The foregoing opinion is limited to matters arising under the laws of the State of New York and the General Corporation Law of the State of Delaware. We hereby consent to the filing of this opinion as an exhibit to the Company’s Quarterly Report on Form 10-Q for the quarter ended June 30, 2012 and the incorporation by reference of this opinion as an exhibit to the above-referenced Registration Statement and to the use of our name wherever it appears in the Registration Statement and any amendment thereto.
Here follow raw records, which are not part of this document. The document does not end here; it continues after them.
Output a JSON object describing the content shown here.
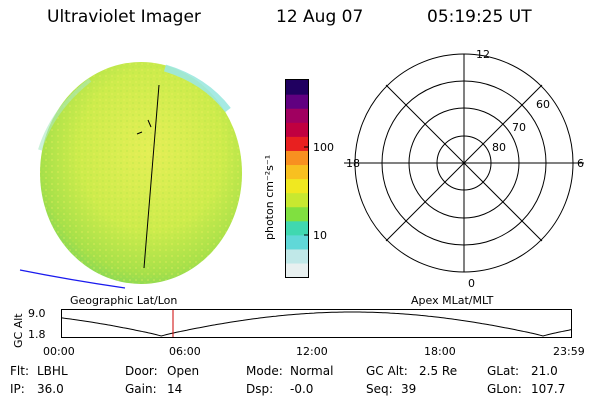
{
  "header": {
    "title": "Ultraviolet Imager",
    "date": "12 Aug 07",
    "time": "05:19:25 UT"
  },
  "earth_image": {
    "colors": {
      "base": "#c8ec4a",
      "light": "#e8f05a",
      "green": "#8ad84a",
      "cyan": "#7ee8c8"
    }
  },
  "colorbar": {
    "unit_label": "photon cm⁻²s⁻¹",
    "ticks": [
      {
        "label": "100",
        "value": 100
      },
      {
        "label": "10",
        "value": 10
      }
    ],
    "colors": [
      "#e8f0f0",
      "#c0e8e8",
      "#60d8d8",
      "#40d8b0",
      "#80e040",
      "#c8e830",
      "#f0e820",
      "#f8c020",
      "#f89020",
      "#e82020",
      "#c00040",
      "#a00060",
      "#600080",
      "#200060"
    ]
  },
  "polar_plot": {
    "mlt_labels": {
      "top": "12",
      "left": "18",
      "right": "6",
      "bottom": "0"
    },
    "lat_labels": [
      "60",
      "70",
      "80"
    ]
  },
  "footer_labels": {
    "geographic": "Geographic Lat/Lon",
    "apex": "Apex MLat/MLT"
  },
  "altitude_plot": {
    "ylabel": "GC Alt",
    "yticks": [
      "9.0",
      "1.8"
    ],
    "xticks": [
      "00:00",
      "06:00",
      "12:00",
      "18:00",
      "23:59"
    ],
    "marker_color": "#cc0000"
  },
  "info": [
    {
      "label": "Flt:",
      "value": "LBHL"
    },
    {
      "label": "Door:",
      "value": "Open"
    },
    {
      "label": "Mode:",
      "value": "Normal"
    },
    {
      "label": "GC Alt:",
      "value": "2.5 Re"
    },
    {
      "label": "GLat:",
      "value": "21.0"
    },
    {
      "label": "IP:",
      "value": "36.0"
    },
    {
      "label": "Gain:",
      "value": "14"
    },
    {
      "label": "Dsp:",
      "value": "-0.0"
    },
    {
      "label": "Seq:",
      "value": "39"
    },
    {
      "label": "GLon:",
      "value": "107.7"
    }
  ]
}
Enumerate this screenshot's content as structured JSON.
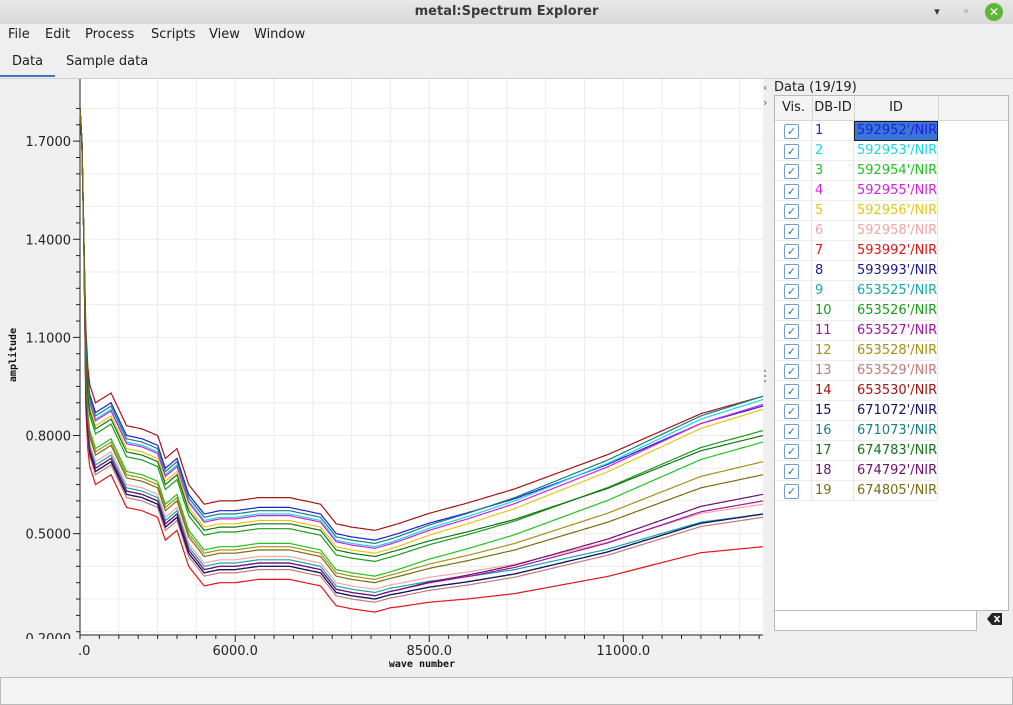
{
  "window": {
    "title": "metal:Spectrum Explorer",
    "min": "▾",
    "max": "◦",
    "close": "✕"
  },
  "menu": [
    "File",
    "Edit",
    "Process",
    "Scripts",
    "View",
    "Window"
  ],
  "tabs": [
    "Data",
    "Sample data"
  ],
  "panel": {
    "title": "Data (19/19)",
    "headers": {
      "vis": "Vis.",
      "dbid": "DB-ID",
      "id": "ID"
    },
    "check": "✓",
    "rows": [
      {
        "dbid": "1",
        "id": "592952'/NIR",
        "color": "#1f1fd8",
        "selected": true
      },
      {
        "dbid": "2",
        "id": "592953'/NIR",
        "color": "#18d8e8"
      },
      {
        "dbid": "3",
        "id": "592954'/NIR",
        "color": "#21c31f"
      },
      {
        "dbid": "4",
        "id": "592955'/NIR",
        "color": "#d622d6"
      },
      {
        "dbid": "5",
        "id": "592956'/NIR",
        "color": "#e0c81a"
      },
      {
        "dbid": "6",
        "id": "592958'/NIR",
        "color": "#f2a6a6"
      },
      {
        "dbid": "7",
        "id": "593992'/NIR",
        "color": "#e01515"
      },
      {
        "dbid": "8",
        "id": "593993'/NIR",
        "color": "#1a1a8c"
      },
      {
        "dbid": "9",
        "id": "653525'/NIR",
        "color": "#17a8a8"
      },
      {
        "dbid": "10",
        "id": "653526'/NIR",
        "color": "#189d18"
      },
      {
        "dbid": "11",
        "id": "653527'/NIR",
        "color": "#a214a2"
      },
      {
        "dbid": "12",
        "id": "653528'/NIR",
        "color": "#a39016"
      },
      {
        "dbid": "13",
        "id": "653529'/NIR",
        "color": "#c47a7a"
      },
      {
        "dbid": "14",
        "id": "653530'/NIR",
        "color": "#a31414"
      },
      {
        "dbid": "15",
        "id": "671072'/NIR",
        "color": "#141463"
      },
      {
        "dbid": "16",
        "id": "671073'/NIR",
        "color": "#168080"
      },
      {
        "dbid": "17",
        "id": "674783'/NIR",
        "color": "#167316"
      },
      {
        "dbid": "18",
        "id": "674792'/NIR",
        "color": "#6d116d"
      },
      {
        "dbid": "19",
        "id": "674805'/NIR",
        "color": "#7a6c12"
      }
    ]
  },
  "chart_data": {
    "type": "line",
    "xlabel": "wave number",
    "ylabel": "amplitude",
    "xlim": [
      4000,
      12800
    ],
    "ylim": [
      0.19,
      1.89
    ],
    "xticks": [
      "6000.0",
      "8500.0",
      "11000.0"
    ],
    "xtick_values": [
      6000,
      8500,
      11000
    ],
    "first_xtick_partial": ".0",
    "yticks": [
      "0.5000",
      "0.8000",
      "1.1000",
      "1.4000",
      "1.7000"
    ],
    "ytick_values": [
      0.5,
      0.8,
      1.1,
      1.4,
      1.7
    ],
    "bottom_partial_tick": "0.2000",
    "grid": true,
    "shape_x": [
      4000,
      4030,
      4080,
      4120,
      4200,
      4400,
      4600,
      4800,
      5000,
      5100,
      5250,
      5400,
      5600,
      5800,
      6000,
      6300,
      6700,
      7100,
      7300,
      7500,
      7800,
      8100,
      8500,
      9000,
      9600,
      10200,
      10800,
      11400,
      12000,
      12800
    ],
    "shape_y": [
      1.8,
      1.68,
      0.96,
      0.86,
      0.8,
      0.83,
      0.73,
      0.72,
      0.7,
      0.63,
      0.66,
      0.55,
      0.49,
      0.5,
      0.5,
      0.51,
      0.51,
      0.49,
      0.43,
      0.42,
      0.41,
      0.43,
      0.46,
      0.49,
      0.53,
      0.58,
      0.63,
      0.69,
      0.75,
      0.8
    ],
    "series": [
      {
        "name": "592952'/NIR",
        "color": "#1f1fd8",
        "offset": 0.07,
        "slope": 0.02
      },
      {
        "name": "592953'/NIR",
        "color": "#18d8e8",
        "offset": 0.05,
        "slope": 0.06
      },
      {
        "name": "592954'/NIR",
        "color": "#21c31f",
        "offset": -0.04,
        "slope": 0.02
      },
      {
        "name": "592955'/NIR",
        "color": "#d622d6",
        "offset": 0.045,
        "slope": 0.05
      },
      {
        "name": "592956'/NIR",
        "color": "#e0c81a",
        "offset": 0.03,
        "slope": 0.05
      },
      {
        "name": "592958'/NIR",
        "color": "#f2a6a6",
        "offset": -0.08,
        "slope": -0.13
      },
      {
        "name": "593992'/NIR",
        "color": "#e01515",
        "offset": -0.15,
        "slope": -0.19
      },
      {
        "name": "593993'/NIR",
        "color": "#1a1a8c",
        "offset": -0.11,
        "slope": -0.13
      },
      {
        "name": "653525'/NIR",
        "color": "#17a8a8",
        "offset": -0.09,
        "slope": -0.15
      },
      {
        "name": "653526'/NIR",
        "color": "#189d18",
        "offset": 0.005,
        "slope": 0.01
      },
      {
        "name": "653527'/NIR",
        "color": "#a214a2",
        "offset": -0.1,
        "slope": -0.1
      },
      {
        "name": "653528'/NIR",
        "color": "#a39016",
        "offset": -0.05,
        "slope": -0.03
      },
      {
        "name": "653529'/NIR",
        "color": "#c47a7a",
        "offset": -0.12,
        "slope": -0.13
      },
      {
        "name": "653530'/NIR",
        "color": "#a31414",
        "offset": 0.1,
        "slope": 0.02
      },
      {
        "name": "671072'/NIR",
        "color": "#141463",
        "offset": -0.11,
        "slope": -0.13
      },
      {
        "name": "671073'/NIR",
        "color": "#168080",
        "offset": 0.06,
        "slope": 0.06
      },
      {
        "name": "674783'/NIR",
        "color": "#167316",
        "offset": 0.02,
        "slope": -0.02
      },
      {
        "name": "674792'/NIR",
        "color": "#6d116d",
        "offset": -0.1,
        "slope": -0.08
      },
      {
        "name": "674805'/NIR",
        "color": "#7a6c12",
        "offset": -0.06,
        "slope": -0.06
      }
    ]
  }
}
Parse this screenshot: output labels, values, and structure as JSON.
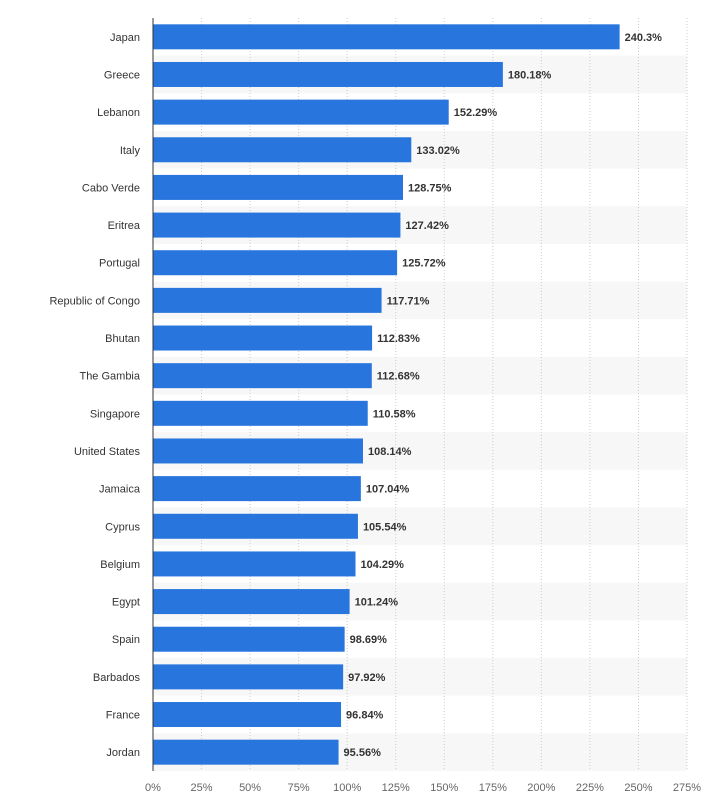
{
  "chart_data": {
    "type": "bar",
    "orientation": "horizontal",
    "categories": [
      "Japan",
      "Greece",
      "Lebanon",
      "Italy",
      "Cabo Verde",
      "Eritrea",
      "Portugal",
      "Republic of Congo",
      "Bhutan",
      "The Gambia",
      "Singapore",
      "United States",
      "Jamaica",
      "Cyprus",
      "Belgium",
      "Egypt",
      "Spain",
      "Barbados",
      "France",
      "Jordan"
    ],
    "values": [
      240.3,
      180.18,
      152.29,
      133.02,
      128.75,
      127.42,
      125.72,
      117.71,
      112.83,
      112.68,
      110.58,
      108.14,
      107.04,
      105.54,
      104.29,
      101.24,
      98.69,
      97.92,
      96.84,
      95.56
    ],
    "value_labels": [
      "240.3%",
      "180.18%",
      "152.29%",
      "133.02%",
      "128.75%",
      "127.42%",
      "125.72%",
      "117.71%",
      "112.83%",
      "112.68%",
      "110.58%",
      "108.14%",
      "107.04%",
      "105.54%",
      "104.29%",
      "101.24%",
      "98.69%",
      "97.92%",
      "96.84%",
      "95.56%"
    ],
    "x_ticks": [
      "0%",
      "25%",
      "50%",
      "75%",
      "100%",
      "125%",
      "150%",
      "175%",
      "200%",
      "225%",
      "250%",
      "275%"
    ],
    "xlim": [
      0,
      275
    ],
    "title": "",
    "xlabel": "",
    "ylabel": "",
    "grid": true,
    "colors": {
      "bar": "#2876dd",
      "stripe": "#f7f7f7",
      "grid": "#cccccc",
      "axis": "#333333"
    }
  }
}
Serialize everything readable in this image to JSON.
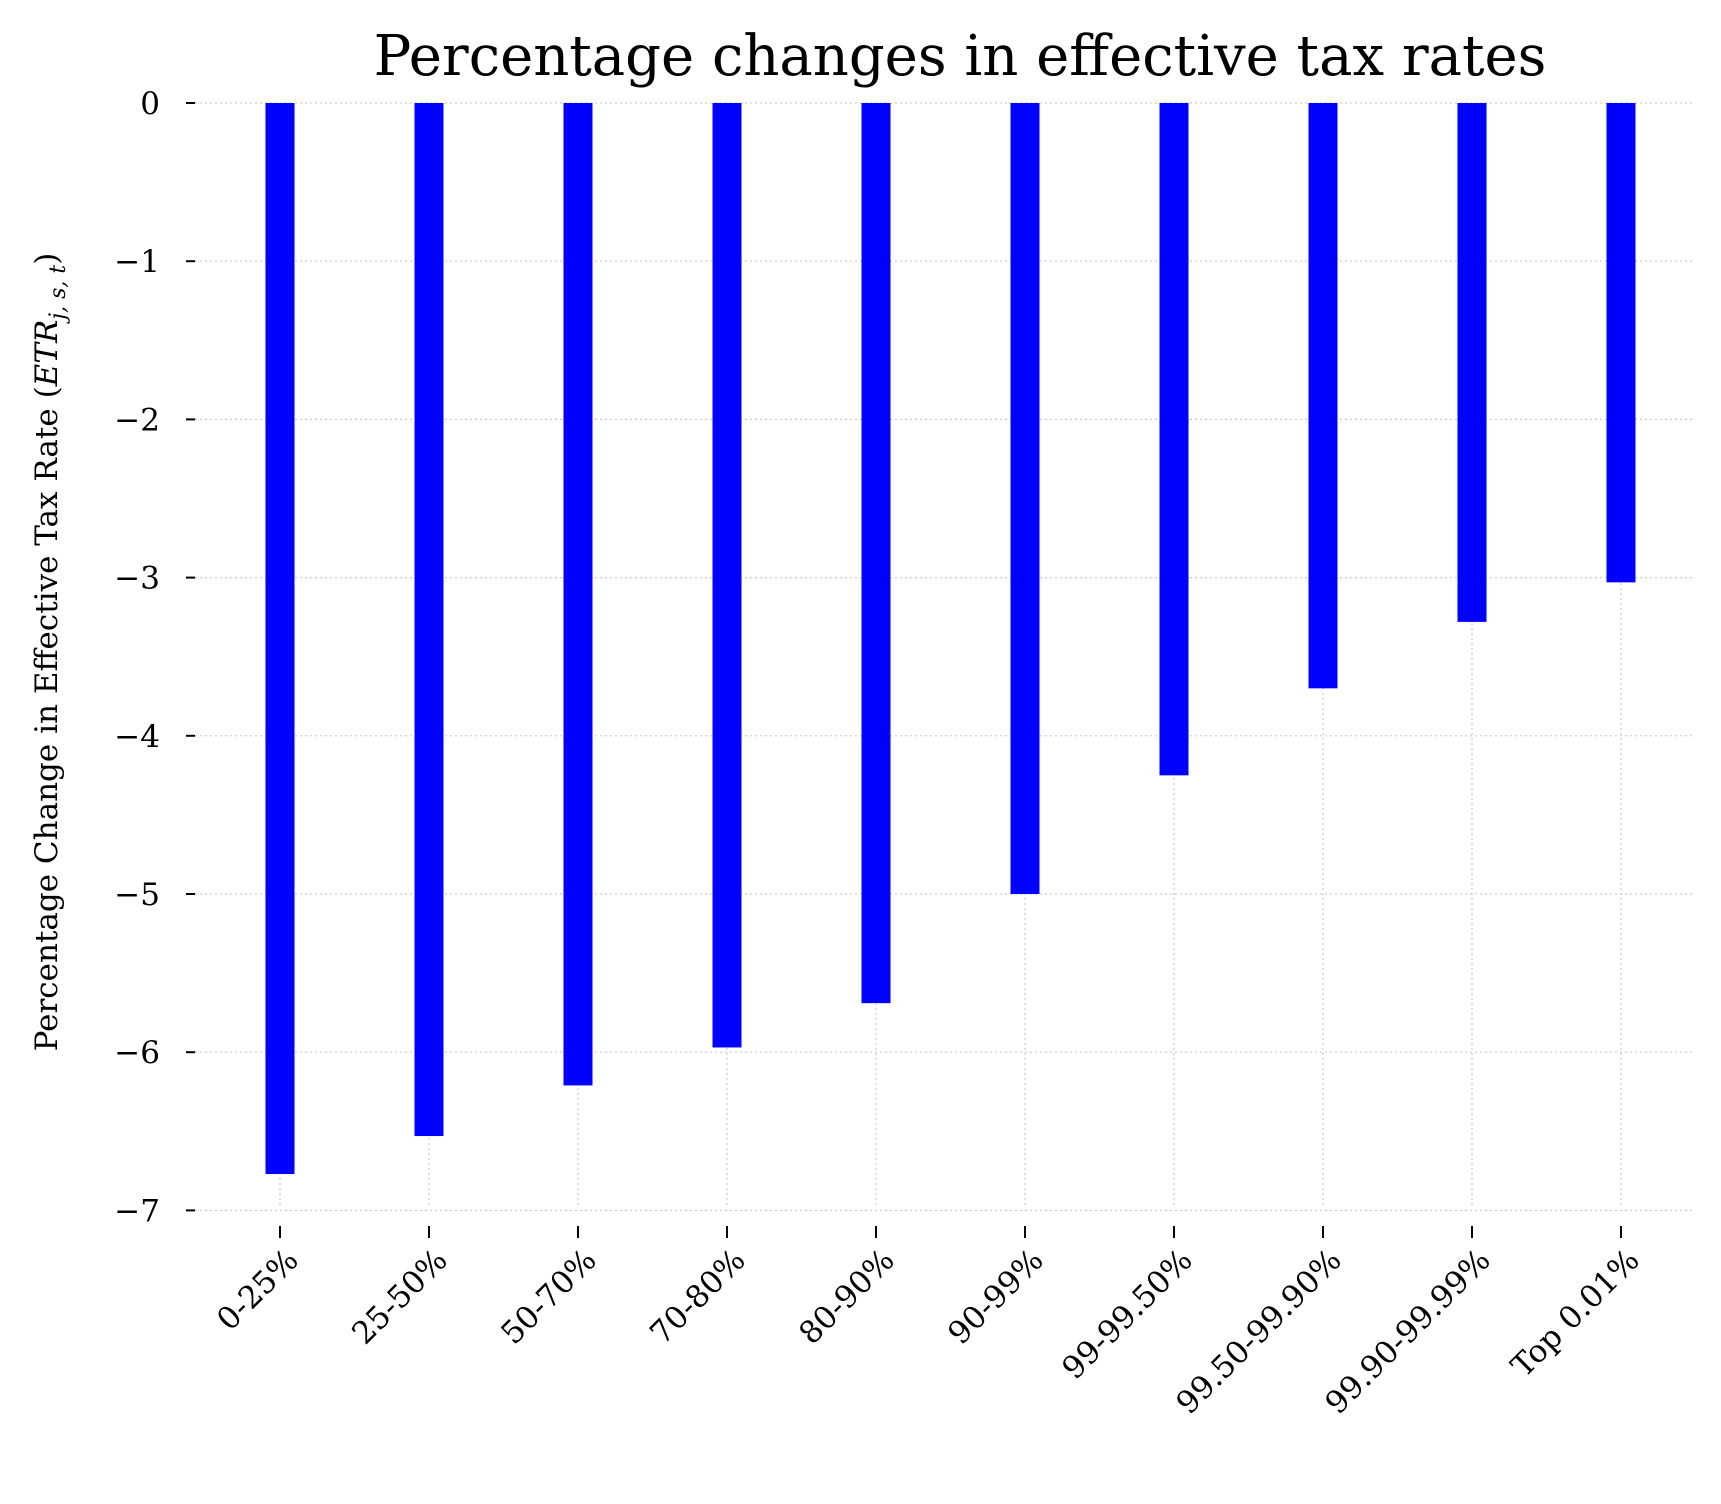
{
  "chart_data": {
    "type": "bar",
    "title": "Percentage changes in effective tax rates",
    "xlabel": "",
    "ylabel": "Percentage Change in Effective Tax Rate (",
    "ylabel_math": "ETR",
    "ylabel_sub": "j, s, t",
    "ylabel_close": ")",
    "categories": [
      "0-25%",
      "25-50%",
      "50-70%",
      "70-80%",
      "80-90%",
      "90-99%",
      "99-99.50%",
      "99.50-99.90%",
      "99.90-99.99%",
      "Top 0.01%"
    ],
    "values": [
      -6.77,
      -6.53,
      -6.21,
      -5.97,
      -5.69,
      -5.0,
      -4.25,
      -3.7,
      -3.28,
      -3.03
    ],
    "ylim": [
      -7.17,
      0
    ],
    "yticks": [
      0,
      -1,
      -2,
      -3,
      -4,
      -5,
      -6,
      -7
    ],
    "ytick_labels": [
      "0",
      "−1",
      "−2",
      "−3",
      "−4",
      "−5",
      "−6",
      "−7"
    ],
    "grid": true,
    "bar_color": "#0000ff"
  }
}
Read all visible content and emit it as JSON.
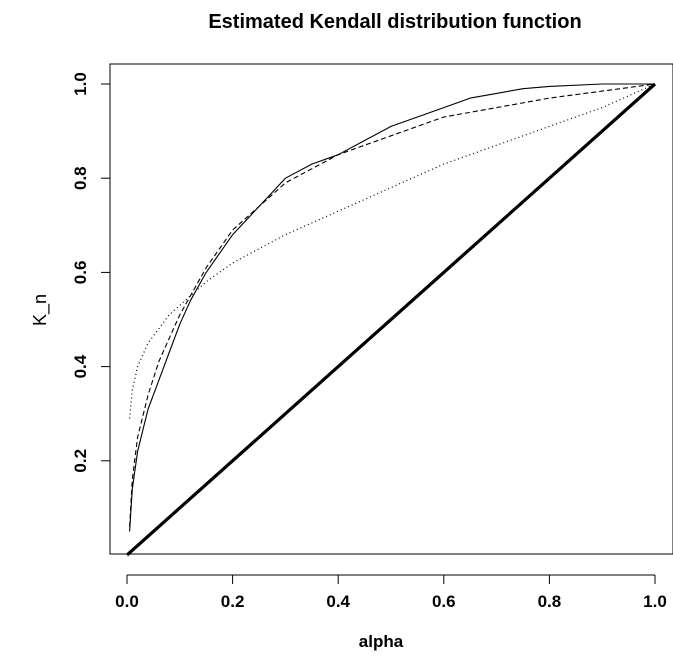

In addition, if a prospectus supplement or pricing supplement relating to the offer and sale of any particular Note or Notes is prepared and filed by the Company with the Commission on a future date and the prospectus supplement or pricing supplement contains our opinion and a reference to us substantially in the form set forth below, this consent shall apply to our opinion and the reference to us in substantially such form:
“In the opinion of Sidley Austin LLP, as counsel to the Company, when the notes offered by this prospectus supplement have been
executed and issued by the Company and authenticated by the trustee pursuant to the indenture, and delivered against payment as contemplated herein, such notes will be valid and binding obligations of the Company, enforceable in accordance with their terms, subject to applicable bankruptcy, insolvency and similar laws affecting creditors’ rights generally, concepts of reasonableness and equitable principles of general applicability (including, without limitation, concepts of good faith, fair dealing and the lack of bad faith), provided that such counsel expresses no opinion as to the effect of fraudulent conveyance, fraudulent transfer or similar provision of applicable law on the conclusions expressed above. This opinion is given as of the date hereof and is limited to the Federal laws of the United States, the laws of the State of New York and the General Corporation Law of the State of Delaware as in effect on the date hereof. In addition, this opinion is subject to customary assumptions about the genuineness of signatures and certain factual matters, all as stated in the letter of such counsel dated July 26, 2012, which has been filed as an exhibit to the Company’s Quarterly Report on Form 10-Q filed with the Securities and Exchange Commission on July 26, 2012 and incorporated by reference as Exhibit 5.1 to the Company’s registration statement on Form S-3. [This opinion is also subject to the discussion, as stated in such letter, of the enforcement of notes denominated in a foreign currency or currency unit.]
In giving this consent, we do not thereby admit that we are within the category of persons whose consent is required by Section 7 of the Act.